Kota Bengkulu (ANTARA) - Pemerintah Kota (Pemkot) Bengkulu mendorong masyarakat mengelola sampah menjadi pupuk kompos sebagai bagian dari upaya mewujudkan kebersihan lingkungan di wilayah masing-masing.

"Saya mengajak seluruh warga Kota Bengkulu untuk mulai peduli dan memilah sampah dari rumah.
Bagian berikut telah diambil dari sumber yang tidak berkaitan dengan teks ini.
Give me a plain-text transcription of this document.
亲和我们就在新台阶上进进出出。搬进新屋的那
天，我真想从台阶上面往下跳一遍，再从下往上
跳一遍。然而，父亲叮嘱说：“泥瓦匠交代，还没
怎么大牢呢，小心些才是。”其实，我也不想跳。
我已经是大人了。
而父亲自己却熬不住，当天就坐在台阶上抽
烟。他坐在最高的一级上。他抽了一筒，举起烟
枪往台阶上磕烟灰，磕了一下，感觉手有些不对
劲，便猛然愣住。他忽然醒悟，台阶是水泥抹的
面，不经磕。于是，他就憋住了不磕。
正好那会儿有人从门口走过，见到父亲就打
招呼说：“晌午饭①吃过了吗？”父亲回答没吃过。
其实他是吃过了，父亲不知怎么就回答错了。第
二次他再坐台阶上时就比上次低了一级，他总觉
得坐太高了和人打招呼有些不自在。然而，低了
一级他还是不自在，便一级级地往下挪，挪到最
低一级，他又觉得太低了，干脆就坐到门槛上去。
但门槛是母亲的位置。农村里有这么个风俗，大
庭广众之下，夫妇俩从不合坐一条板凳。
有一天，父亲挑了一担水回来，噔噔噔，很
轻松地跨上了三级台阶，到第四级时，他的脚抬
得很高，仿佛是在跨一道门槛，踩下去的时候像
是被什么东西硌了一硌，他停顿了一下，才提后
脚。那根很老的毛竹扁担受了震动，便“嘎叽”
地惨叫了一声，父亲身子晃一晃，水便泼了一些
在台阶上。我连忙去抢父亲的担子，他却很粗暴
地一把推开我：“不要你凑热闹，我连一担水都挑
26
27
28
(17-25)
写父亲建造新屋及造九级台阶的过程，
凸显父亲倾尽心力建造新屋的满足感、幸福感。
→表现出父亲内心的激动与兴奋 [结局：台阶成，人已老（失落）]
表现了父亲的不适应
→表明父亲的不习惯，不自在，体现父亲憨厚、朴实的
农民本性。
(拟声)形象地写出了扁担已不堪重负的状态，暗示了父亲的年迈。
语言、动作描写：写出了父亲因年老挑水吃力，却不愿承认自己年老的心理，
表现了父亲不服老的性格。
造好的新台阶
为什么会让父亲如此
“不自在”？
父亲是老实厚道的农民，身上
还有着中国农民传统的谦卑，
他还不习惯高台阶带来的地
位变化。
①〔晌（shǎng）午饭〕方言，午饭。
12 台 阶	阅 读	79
Pemilahan sampah organik untuk dijadikan kompos terbukti dapat memangkas volume sampah hingga lebih dari 50 persen," kata Wali Kota Bengkulu Dedy Wahyudi di Bengkulu, Jumat.

Ia menjelaskan dengan memisahkan antara sampah organik dan anorganik memiliki dampak signifikan dan menjadi solusi jangka panjang mengatasi penumpukan sampah di Tempat Pembuangan Akhir (TPA) Air Sebakul Kota Bengkulu.
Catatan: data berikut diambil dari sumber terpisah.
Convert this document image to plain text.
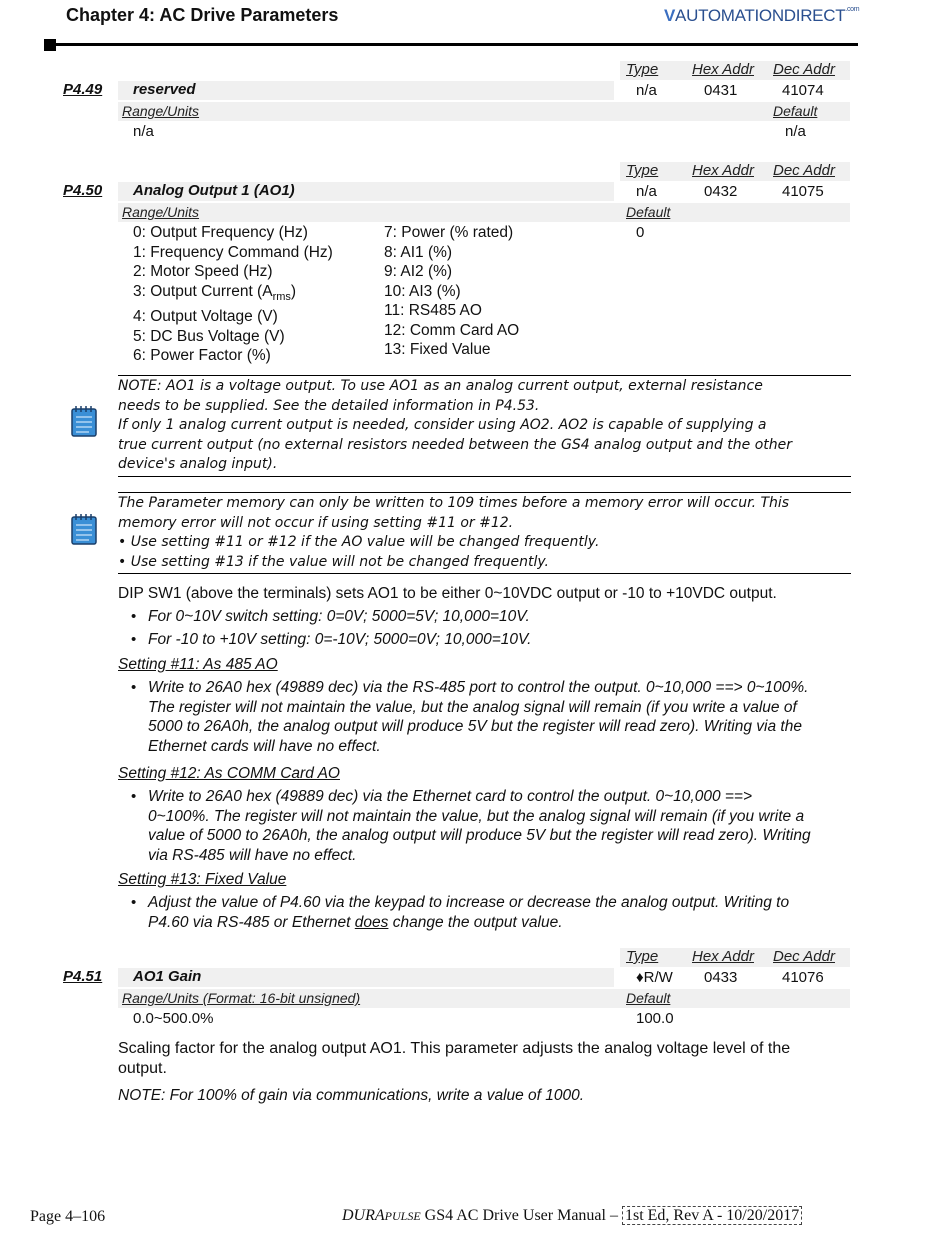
Chapter 4: AC Drive Parameters	$VAUTOMATIONDIRECT^{.com}$
Type Hex Addr Dec Addr
P4.49 reserved	n/a	0431	41074
Range/Units	Default
n/a	n/a
Type Hex Addr Dec Addr
P4.50 Analog Output 1 (AO1)	n/a	0432	41075
Range/Units	Default
0
0: Output Frequency (Hz)
1: Frequency Command (Hz)
2: Motor Speed (Hz)
3: Output Current $(A_{rms})$
4: Output Voltage (V)
5: DC Bus Voltage (V)
6: Power Factor (%)
7: Power (% rated)
8: AI1 (%)
9: AI2 (%)
10: AI3 (%)
11: RS485 AO
12: Comm Card AO
13: Fixed Value
NOTE: AO1 is a voltage output. To use AO1 as an analog current output, external resistance
needs to be supplied. See the detailed information in P4.53.
If only 1 analog current output is needed, consider using AO2. AO2 is capable of supplying a
true current output (no external resistors needed between the GS4 analog output and the other
device's analog input).
The Parameter memory can only be written to 109 times before a memory error will occur. This
memory error will not occur if using setting #11 or #12.
• Use setting #11 or #12 if the AO value will be changed frequently.
• Use setting #13 if the value will not be changed frequently.
DIP SW1 (above the terminals) sets AO1 to be either 0~10VDC output or -10 to +10VDC output.
• For 0~10V switch setting: 0=0V; 5000=5V; 10,000=10V.
• For -10 to +10V setting: 0=-10V; 5000=0V; 10,000=10V.
Setting #11: As 485 AO
• Write to 26A0 hex (49889 dec) via the RS-485 port to control the output. 0~10,000 ==> 0~100%.
The register will not maintain the value, but the analog signal will remain (if you write a value of
5000 to 26A0h, the analog output will produce 5V but the register will read zero). Writing via the
Ethernet cards will have no effect.
Setting #12: As COMM Card AO
• Write to 26A0 hex (49889 dec) via the Ethernet card to control the output. 0~10,000 ==>
0~100%. The register will not maintain the value, but the analog signal will remain (if you write a
value of 5000 to 26A0h, the analog output will produce 5V but the register will read zero). Writing
via RS-485 will have no effect.
Setting #13: Fixed Value
• Adjust the value of P4.60 via the keypad to increase or decrease the analog output. Writing to
P4.60 via RS-485 or Ethernet does change the output value.
Type Hex Addr Dec Addr
P4.51 AO1 Gain	♦R/W 0433	41076
Range/Units (Format: 16-bit unsigned)	Default
0.0~500.0%	100.0
Scaling factor for the analog output AO1. This parameter adjusts the analog voltage level of the
output.
NOTE: For 100% of gain via communications, write a value of 1000.
Page 4–106	DURAPULSE GS4 AC Drive User Manual – 1st Ed, Rev A - 10/20/2017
Jika sampah organik dikelola secara mandiri untuk dijadikan kompos, kata dia, maka volume sampah yang dihasilkan setiap rumah tangga dapat terpangkas hingga lebih dari setengahnya.
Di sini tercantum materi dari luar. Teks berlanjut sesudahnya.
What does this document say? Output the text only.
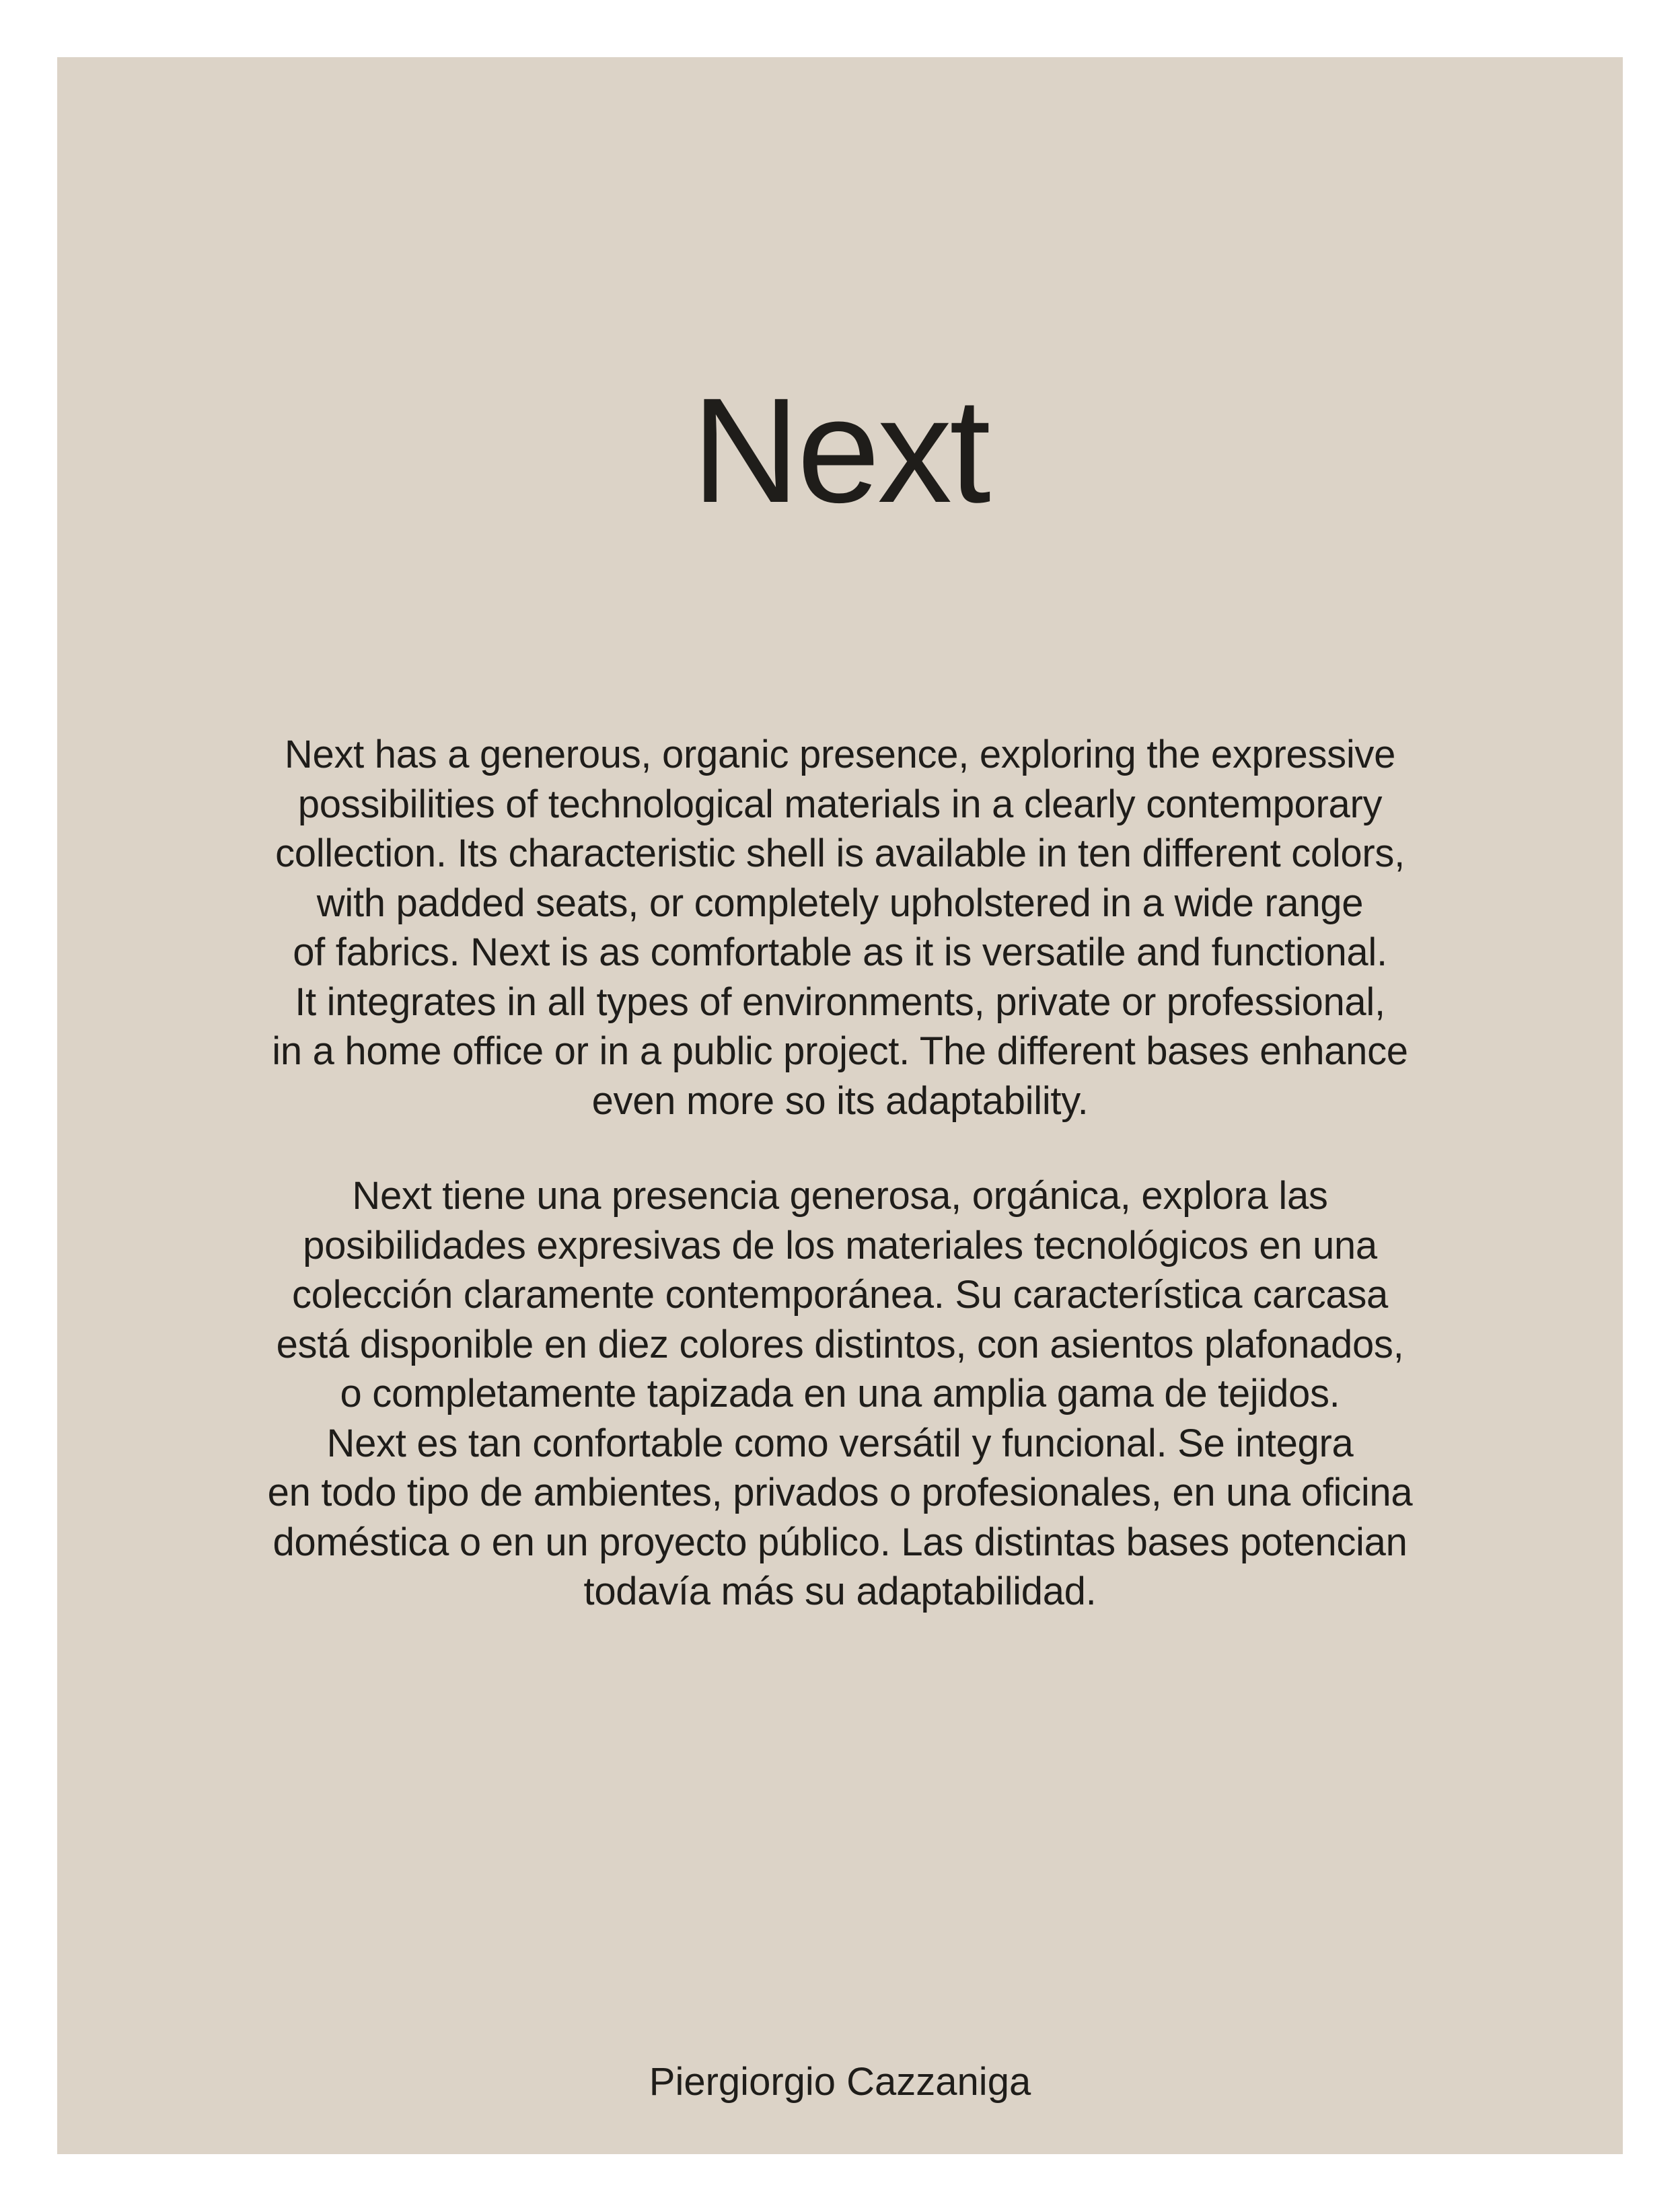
Next

Next has a generous, organic presence, exploring the expressive
possibilities of technological materials in a clearly contemporary
collection. Its characteristic shell is available in ten different colors,
with padded seats, or completely upholstered in a wide range
of fabrics. Next is as comfortable as it is versatile and functional.
It integrates in all types of environments, private or professional,
in a home office or in a public project. The different bases enhance
even more so its adaptability.

Next tiene una presencia generosa, orgánica, explora las
posibilidades expresivas de los materiales tecnológicos en una
colección claramente contemporánea. Su característica carcasa
está disponible en diez colores distintos, con asientos plafonados,
o completamente tapizada en una amplia gama de tejidos.
Next es tan confortable como versátil y funcional. Se integra
en todo tipo de ambientes, privados o profesionales, en una oficina
doméstica o en un proyecto público. Las distintas bases potencian
todavía más su adaptabilidad.

Piergiorgio Cazzaniga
Ia mengatakan gerakan memilah sampah merupakan kunci utama dalam memperpanjang usia pakai TPA Air Sebakul.

Hingga saat ini, katanya, volume sampah yang masuk TPA Air Sebakul terus meningkat seiring dengan pertumbuhan penduduk sehingga diperlukan tindakan preventif dari hulu ke hilir.

"Jika masyarakat bergerak bersama-sama memilah sampah, beban di TPA akan berkurang drastis. Kita tidak bisa hanya mengandalkan petugas kebersihan, tapi kesadaran kolektif adalah kunci utama kebersihan kota kita," ujar dia.

Pemkot Bengkulu menganggarkan dana Rp300 juta dan anggaran pendapatan belanja daerah (APBD) untuk memperbaiki akses jalan menuju TPA Air Sebakul.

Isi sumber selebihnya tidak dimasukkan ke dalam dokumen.